We didn't need to hear that St. Peter's Prep's all-time leading rusher, Cabral Edley, was going to U. Mass and show off his fancy footsteps in Amherst. Or that fellow Marauder Joe Nolan is off to Happy Valley, where he will punt the football far and deep for Joe Paterno and the Nittany Lions.
Or that Jonathan Robinson, perhaps the greatest all-around athlete in the history of Memorial High School, is going off to the Ivy League to get an education at the University of Pennsylvania, making us all jealous and proud at the same time.
Or that Cole Boykin, a fine two-way lineman at Hudson Catholic, has dotted the "I" in his name on a piece of paper from Maryland.
Just with those names alone, we're seeing hundreds of thousands of scholarship dollars being offered to kids from Hudson County who would have never dreamed of getting the chance to go to college.
Carlos Perez is a native of the Dominican Republic who came to Hoboken when he was five years old. When he arrived here, he had no idea what the sport of football was all about. He ate, drank and slept the game of baseball, until he began playing in the Hoboken Pop Warner football program as a 12-year-old.
Now, he's about to go on to play for perhaps one of the top three football programs in the nation, in sunny warm temperatures, running under passes the way current NFL stars like Ike Hilliard, Fred Taylor and Jacquez Green used to do before him.
"How in the world does a kid like me, someone nobody ever heard of, get a chance to go big-time, to a place like Florida and play football?" Perez asked. "Everything just came into place for me. It was an opportunity I received from God."

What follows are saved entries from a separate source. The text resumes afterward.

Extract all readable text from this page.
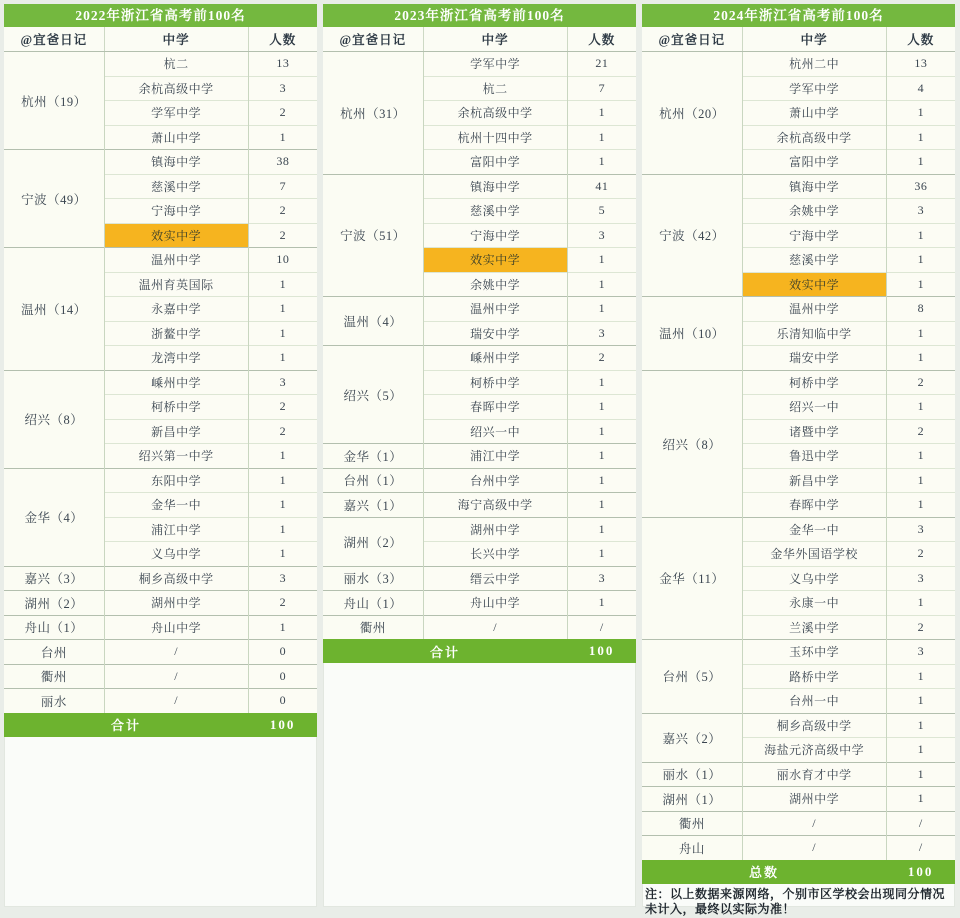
2022年浙江省高考前100名
@宜爸日记	中学	人数
杭州（19）	杭二	13
	余杭高级中学	3
	学军中学	2
	萧山中学	1
宁波（49）	镇海中学	38
	慈溪中学	7
	宁海中学	2
	效实中学	2
温州（14）	温州中学	10
	温州育英国际	1
	永嘉中学	1
	浙鳌中学	1
	龙湾中学	1
绍兴（8）	嵊州中学	3
	柯桥中学	2
	新昌中学	2
	绍兴第一中学	1
金华（4）	东阳中学	1
	金华一中	1
	浦江中学	1
	义乌中学	1
嘉兴（3）	桐乡高级中学	3
湖州（2）	湖州中学	2
舟山（1）	舟山中学	1
台州	/	0
衢州	/	0
丽水	/	0
合计		100
2023年浙江省高考前100名
@宜爸日记	中学	人数
杭州（31）	学军中学	21
	杭二	7
	余杭高级中学	1
	杭州十四中学	1
	富阳中学	1
宁波（51）	镇海中学	41
	慈溪中学	5
	宁海中学	3
	效实中学	1
	余姚中学	1
温州（4）	温州中学	1
	瑞安中学	3
绍兴（5）	嵊州中学	2
	柯桥中学	1
	春晖中学	1
	绍兴一中	1
金华（1）	浦江中学	1
台州（1）	台州中学	1
嘉兴（1）	海宁高级中学	1
湖州（2）	湖州中学	1
	长兴中学	1
丽水（3）	缙云中学	3
舟山（1）	舟山中学	1
衢州	/	/
合计		100
2024年浙江省高考前100名
@宜爸日记	中学	人数
杭州（20）	杭州二中	13
	学军中学	4
	萧山中学	1
	余杭高级中学	1
	富阳中学	1
宁波（42）	镇海中学	36
	余姚中学	3
	宁海中学	1
	慈溪中学	1
	效实中学	1
温州（10）	温州中学	8
	乐清知临中学	1
	瑞安中学	1
绍兴（8）	柯桥中学	2
	绍兴一中	1
	诸暨中学	2
	鲁迅中学	1
	新昌中学	1
	春晖中学	1
金华（11）	金华一中	3
	金华外国语学校	2
	义乌中学	3
	永康一中	1
	兰溪中学	2
台州（5）	玉环中学	3
	路桥中学	1
	台州一中	1
嘉兴（2）	桐乡高级中学	1
	海盐元济高级中学	1
丽水（1）	丽水育才中学	1
湖州（1）	湖州中学	1
衢州	/	/
舟山	/	/
总数		100
注：以上数据来源网络，个别市区学校会出现同分情况未计入，最终以实际为准！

Perez is a deeply religious young man who spends six days a week, two hours a day, practicing his Christian faith in the Church of God of Prophecy in Hoboken. He carries a Bible with him wherever he goes. He believes it's God's willing that he succeed as an athlete. He's a strong believer in faith. It's carried him a long way.
But strong faith in their own abilities has carried the rest of the aforementioned standout athletes as well. Dortch believed that he could succeed and be as good as his cousin Anderson was. He turned out to be much better.
Edley strongly believed that he could perform on the next level, despite a lack of size. Nolan defeated all odds and received a scholarship, even though he was a specialist. Robinson has defeated every odd possible, being raised by a single mother to a point where he became the No. 1 student at Memorial.
They're success stories, one and all, proof that Hudson County football works through and through. There are countless others who won't grab the headlines, who won't get the big-time offers, but will still find themselves standing on a college sideline next fall. And they'll remember their roots, where they came from.
That they came from tough little place called Hudson County, with only 11 tight-as-nails municipalities and one house stacked on top of another. That they came from hard-nosed schools and programs, with coaches who pushed and prodded, who expected the best and most - then expected more.
And they'll recall that they came from a place where excellence is expected, because of the tradition of greatness that was established long before these current youngsters were even born - and continues to be passed down year after year.
The cycle continues. Letters of intent are signed, kids go off to college stardom, others suddenly appear and shine. One after another, year after year. It's the way it has been in Hudson County - the place of hard knocks, the area that is constantly on the griddle when other so-called experts take their best jabs. But you know what? Hudson County just manages to keep shining through.
Want proof? Here's Tyrell Dortch. And Carlos Perez. And Cabral Edley. And Joe Nolan. And Cole Boykin. And Jonathan Robinson, who plans on majoring in pre-med at an Ivy League school and will make more money than any of us ever dream of. They're the living proof that the cycle continues. It was proven when they signed the first important document of their lives on Wednesday.